• Luke Malone

How do I pay myself as a limited director?

Updated: Apr 7

I am often asked how do I or how should I pay myself?

In 2022 there are some considerable changes to each allowance and a new tax!!

If you are a ltd company owner/director - Below are the most tax efficient ways you can start paying yourself, as with all things accounts related there are slight nuances and it is best to seek guidance from your accountant if unsure.

1) £9,100 salary (tax-efficient, no NI admin)

  • At this salary level there is very little admin involved

  • There will be no income tax, Employers or Employee NI payable at all

  • Please note: This salary level is above the Lower Earnings Limit for National Insurance required, in order to qualify for state benefits (the limit is the same as last year £120 per week / £6,396 per year)

2) £11,908 salary (slightly more tax-efficient, some NI admin)

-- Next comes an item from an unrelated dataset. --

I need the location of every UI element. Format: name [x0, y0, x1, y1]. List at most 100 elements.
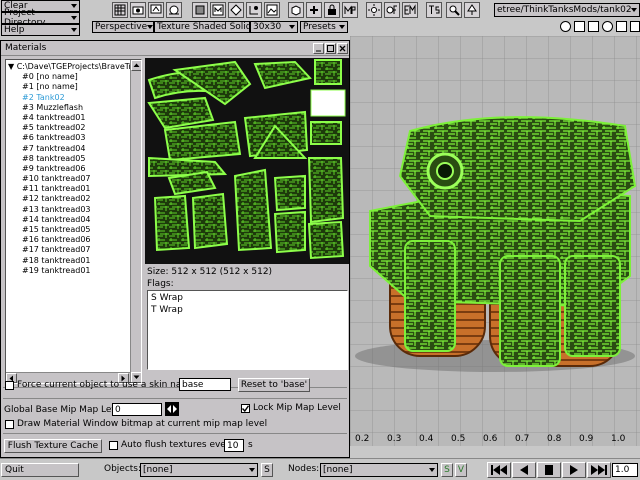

  • This year this is the most tax efficient way to pay yourself if you are a sole director

  • There is a small tax advantage to taking a £11,908 salary compared to £9,100 of £191.21

  • You pay £422.60 in Employers NIC however this is tax deductible of course

  • There may be some admin costs associated with accounting for Employers’ NICs at this salary level; it depends on your own circumstances e.g. an established monthly accountant

3) £12,570 salary (This is the most tax-efficient if you have 2+ employees)

  • You must claim employment allowance to benefit from this find out more about the EA and see a calculation here

  • The EA will refund any Employers’ NICs your company pays, up to a maximum of £5,000.

  • You can go back 4 years to claim on any EA you were entitled to

  • You will make a tax saving of £659.30 compared to the £9,100 salary above

Do you know about Dividends?

After you have decided upon the right salary level to pay yourself (and any employees) during the tax year, any remaining profits can be distributed to the company’s shareholders in the form of dividends, which are taxed as follows:

  • 8.75% (basic rate)

  • 33.75% (higher rate)

  • 39.35% (additional rate)

There is also a £2,000 dividend allowance which sits within your existing tax bands.

Dividends are taxed as the ‘top slice’ of income, so after you have taken into account your salary, and any other earnings and investment income.